Given the potential concerns with BPA, Dr. Nuttall recommends, “first and foremost, try to limit kids’ exposure.” In particular, Dr. Nuttall advises:
- Avoid plastics labeled #7, especially for children's food and drinks. Plastics with the recycling label #5 are safer choices and do not contain BPA
- Use glass or stainless steel bottles that do not have a plastic liner
- Never microwave plastic, and throw out old and/or scratched water bottles
- Limit canned food, and instead choose more fresh and frozen foods
- Use glass baby bottles
Furthermore, David Suzuki highlights twelve ways to avoid BPA, including swapping out plastic kitchen wrap, keep plastic out of the microwave and breastfeed or use powdered baby formula.
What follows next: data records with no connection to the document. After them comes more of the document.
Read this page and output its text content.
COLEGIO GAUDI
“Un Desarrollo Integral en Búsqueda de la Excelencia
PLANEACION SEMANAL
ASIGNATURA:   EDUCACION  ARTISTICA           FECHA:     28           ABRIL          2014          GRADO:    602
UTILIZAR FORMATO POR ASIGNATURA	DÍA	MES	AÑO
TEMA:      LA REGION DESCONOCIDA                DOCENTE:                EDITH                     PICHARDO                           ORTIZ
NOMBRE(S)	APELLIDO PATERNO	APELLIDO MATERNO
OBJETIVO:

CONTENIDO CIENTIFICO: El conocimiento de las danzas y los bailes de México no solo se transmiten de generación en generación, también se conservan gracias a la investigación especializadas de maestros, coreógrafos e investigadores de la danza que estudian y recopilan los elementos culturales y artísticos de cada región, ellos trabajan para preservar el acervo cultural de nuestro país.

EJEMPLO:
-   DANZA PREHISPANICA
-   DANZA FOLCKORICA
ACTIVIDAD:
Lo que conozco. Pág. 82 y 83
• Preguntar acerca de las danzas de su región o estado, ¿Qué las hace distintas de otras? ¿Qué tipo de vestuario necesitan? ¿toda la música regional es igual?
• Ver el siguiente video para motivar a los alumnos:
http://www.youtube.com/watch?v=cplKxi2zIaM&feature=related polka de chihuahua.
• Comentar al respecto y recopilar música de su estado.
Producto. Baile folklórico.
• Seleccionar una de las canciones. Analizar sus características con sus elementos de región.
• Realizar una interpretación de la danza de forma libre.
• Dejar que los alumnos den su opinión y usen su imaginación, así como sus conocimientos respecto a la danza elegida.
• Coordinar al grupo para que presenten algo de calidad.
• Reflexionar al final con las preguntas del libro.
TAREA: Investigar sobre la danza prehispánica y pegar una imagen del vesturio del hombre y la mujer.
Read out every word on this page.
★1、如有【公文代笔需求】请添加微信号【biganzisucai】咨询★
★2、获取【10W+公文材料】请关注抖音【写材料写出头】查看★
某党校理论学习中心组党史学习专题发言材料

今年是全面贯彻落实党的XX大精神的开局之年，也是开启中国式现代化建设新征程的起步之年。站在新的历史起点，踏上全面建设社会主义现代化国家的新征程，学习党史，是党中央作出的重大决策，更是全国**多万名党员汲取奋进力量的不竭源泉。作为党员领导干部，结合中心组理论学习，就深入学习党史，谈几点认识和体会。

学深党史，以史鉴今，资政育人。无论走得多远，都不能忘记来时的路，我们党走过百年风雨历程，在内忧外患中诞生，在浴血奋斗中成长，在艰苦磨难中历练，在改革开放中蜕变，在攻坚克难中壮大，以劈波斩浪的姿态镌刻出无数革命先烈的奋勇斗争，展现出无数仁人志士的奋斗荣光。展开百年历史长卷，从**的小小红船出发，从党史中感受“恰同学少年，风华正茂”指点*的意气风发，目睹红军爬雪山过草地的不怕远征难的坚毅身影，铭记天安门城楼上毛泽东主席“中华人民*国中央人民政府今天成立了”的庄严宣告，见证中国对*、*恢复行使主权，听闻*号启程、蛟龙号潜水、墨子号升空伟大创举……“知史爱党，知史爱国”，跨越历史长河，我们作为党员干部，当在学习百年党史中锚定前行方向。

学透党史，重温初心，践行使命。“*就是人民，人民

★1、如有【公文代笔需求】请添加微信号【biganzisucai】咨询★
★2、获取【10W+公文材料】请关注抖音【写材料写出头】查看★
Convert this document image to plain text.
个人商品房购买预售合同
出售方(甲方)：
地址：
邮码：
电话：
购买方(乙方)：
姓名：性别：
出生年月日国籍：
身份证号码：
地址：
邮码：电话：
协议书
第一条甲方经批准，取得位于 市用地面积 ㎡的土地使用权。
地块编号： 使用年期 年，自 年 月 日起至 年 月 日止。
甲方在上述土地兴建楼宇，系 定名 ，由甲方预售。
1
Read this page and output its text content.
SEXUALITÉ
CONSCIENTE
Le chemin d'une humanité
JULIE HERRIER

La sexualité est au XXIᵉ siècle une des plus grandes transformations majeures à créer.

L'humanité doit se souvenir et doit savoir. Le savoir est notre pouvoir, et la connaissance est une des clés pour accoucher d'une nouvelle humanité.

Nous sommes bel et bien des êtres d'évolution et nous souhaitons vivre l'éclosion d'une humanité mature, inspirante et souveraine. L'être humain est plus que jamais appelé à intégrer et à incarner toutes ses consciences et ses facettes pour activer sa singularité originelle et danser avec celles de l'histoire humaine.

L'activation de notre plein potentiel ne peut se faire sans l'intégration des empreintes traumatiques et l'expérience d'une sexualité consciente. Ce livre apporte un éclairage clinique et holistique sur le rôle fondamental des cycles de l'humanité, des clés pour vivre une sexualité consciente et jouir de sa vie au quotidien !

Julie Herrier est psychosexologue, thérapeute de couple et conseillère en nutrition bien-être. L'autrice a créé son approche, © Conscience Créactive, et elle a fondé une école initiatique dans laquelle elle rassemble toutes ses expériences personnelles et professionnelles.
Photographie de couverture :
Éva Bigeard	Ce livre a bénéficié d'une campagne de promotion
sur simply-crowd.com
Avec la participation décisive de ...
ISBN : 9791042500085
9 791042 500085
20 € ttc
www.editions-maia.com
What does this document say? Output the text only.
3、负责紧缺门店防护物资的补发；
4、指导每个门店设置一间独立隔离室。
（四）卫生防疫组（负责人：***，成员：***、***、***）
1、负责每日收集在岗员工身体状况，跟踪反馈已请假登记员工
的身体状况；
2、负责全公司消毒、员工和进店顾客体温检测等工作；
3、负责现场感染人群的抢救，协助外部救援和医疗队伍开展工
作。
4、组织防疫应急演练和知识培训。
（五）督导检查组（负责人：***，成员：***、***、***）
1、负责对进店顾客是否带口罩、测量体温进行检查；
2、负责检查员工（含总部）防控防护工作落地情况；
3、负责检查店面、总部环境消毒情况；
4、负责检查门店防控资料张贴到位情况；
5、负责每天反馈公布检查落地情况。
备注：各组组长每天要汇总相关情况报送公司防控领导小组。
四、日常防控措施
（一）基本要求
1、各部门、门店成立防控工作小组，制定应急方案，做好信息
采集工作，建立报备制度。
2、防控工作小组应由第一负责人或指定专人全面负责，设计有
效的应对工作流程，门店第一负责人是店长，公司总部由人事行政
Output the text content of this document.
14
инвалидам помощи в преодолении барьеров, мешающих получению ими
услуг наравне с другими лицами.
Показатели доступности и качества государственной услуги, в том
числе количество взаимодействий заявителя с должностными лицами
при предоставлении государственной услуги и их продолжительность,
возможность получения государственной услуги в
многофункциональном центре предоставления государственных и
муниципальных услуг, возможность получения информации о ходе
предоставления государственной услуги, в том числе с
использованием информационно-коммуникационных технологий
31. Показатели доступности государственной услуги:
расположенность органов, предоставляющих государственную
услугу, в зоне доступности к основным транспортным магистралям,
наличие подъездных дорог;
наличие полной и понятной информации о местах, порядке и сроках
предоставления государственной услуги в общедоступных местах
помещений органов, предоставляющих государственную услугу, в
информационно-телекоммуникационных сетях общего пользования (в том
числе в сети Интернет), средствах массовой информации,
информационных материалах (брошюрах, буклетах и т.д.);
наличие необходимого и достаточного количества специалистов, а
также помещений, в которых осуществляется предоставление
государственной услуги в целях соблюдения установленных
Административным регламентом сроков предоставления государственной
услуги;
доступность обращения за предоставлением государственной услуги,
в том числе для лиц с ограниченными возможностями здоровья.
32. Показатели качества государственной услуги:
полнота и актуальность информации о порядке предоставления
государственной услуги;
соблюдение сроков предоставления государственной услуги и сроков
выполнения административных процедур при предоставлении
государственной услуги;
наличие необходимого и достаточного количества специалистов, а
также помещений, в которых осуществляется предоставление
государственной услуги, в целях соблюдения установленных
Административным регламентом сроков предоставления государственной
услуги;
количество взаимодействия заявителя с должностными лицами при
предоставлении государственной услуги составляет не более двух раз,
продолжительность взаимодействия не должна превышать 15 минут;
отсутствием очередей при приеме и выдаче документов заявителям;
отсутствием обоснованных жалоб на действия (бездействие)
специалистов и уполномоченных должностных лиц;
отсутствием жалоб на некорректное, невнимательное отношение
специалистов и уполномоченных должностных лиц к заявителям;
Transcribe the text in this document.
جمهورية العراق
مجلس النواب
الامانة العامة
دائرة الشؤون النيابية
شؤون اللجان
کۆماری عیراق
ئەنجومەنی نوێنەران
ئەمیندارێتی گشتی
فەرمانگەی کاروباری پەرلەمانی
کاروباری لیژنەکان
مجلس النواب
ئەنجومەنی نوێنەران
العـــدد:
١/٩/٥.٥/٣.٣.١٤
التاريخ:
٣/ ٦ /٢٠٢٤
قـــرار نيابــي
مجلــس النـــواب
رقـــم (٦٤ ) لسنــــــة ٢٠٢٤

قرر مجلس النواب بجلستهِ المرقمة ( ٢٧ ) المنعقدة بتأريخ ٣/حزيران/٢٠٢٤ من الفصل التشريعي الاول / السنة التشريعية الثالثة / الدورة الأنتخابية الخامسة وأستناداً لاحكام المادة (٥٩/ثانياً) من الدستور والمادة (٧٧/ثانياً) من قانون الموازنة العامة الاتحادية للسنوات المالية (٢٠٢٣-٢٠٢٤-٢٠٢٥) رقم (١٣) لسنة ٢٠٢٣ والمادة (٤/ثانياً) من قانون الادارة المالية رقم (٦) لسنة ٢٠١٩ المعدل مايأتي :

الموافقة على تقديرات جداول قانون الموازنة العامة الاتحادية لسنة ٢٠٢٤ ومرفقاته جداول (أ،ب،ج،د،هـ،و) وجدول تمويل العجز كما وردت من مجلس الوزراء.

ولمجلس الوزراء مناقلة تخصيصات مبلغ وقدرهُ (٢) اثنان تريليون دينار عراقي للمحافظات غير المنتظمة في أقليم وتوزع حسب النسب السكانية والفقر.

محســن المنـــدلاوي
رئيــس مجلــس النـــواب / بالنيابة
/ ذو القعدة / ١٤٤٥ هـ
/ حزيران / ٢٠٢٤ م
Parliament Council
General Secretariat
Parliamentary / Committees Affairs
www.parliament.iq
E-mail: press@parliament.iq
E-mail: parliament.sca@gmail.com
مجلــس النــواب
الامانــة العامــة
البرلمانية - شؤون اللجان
Aside from BPA being found in some of the food and beverages we consume, there are other ways we can be exposed to the potentially dangerous chemical without even knowing it. Items that we regularly handle — like compact discs, toys and surprisingly, cash register tapes — are often produced with BPA. These items can contribute, sometimes significantly, to our family’s overall exposure to BPA as it can be absorbed into our skin.
Avoiding BPA can seem nearly impossible, and at this point, the Government of Canada is still reluctant to implicate BPA as a health risk. But, Dr. Nuttall advises limiting exposure for babies and infants with rapidly developing systems as hormone disruption could significantly impact them. Given that BPA has proven detrimental impacts on animals, Dr. Nuttall's advice when choosing and using plastics seems sensible: observe the general principle of ALARA, which means, limit your exposure to As Low As Reasonably Achievable.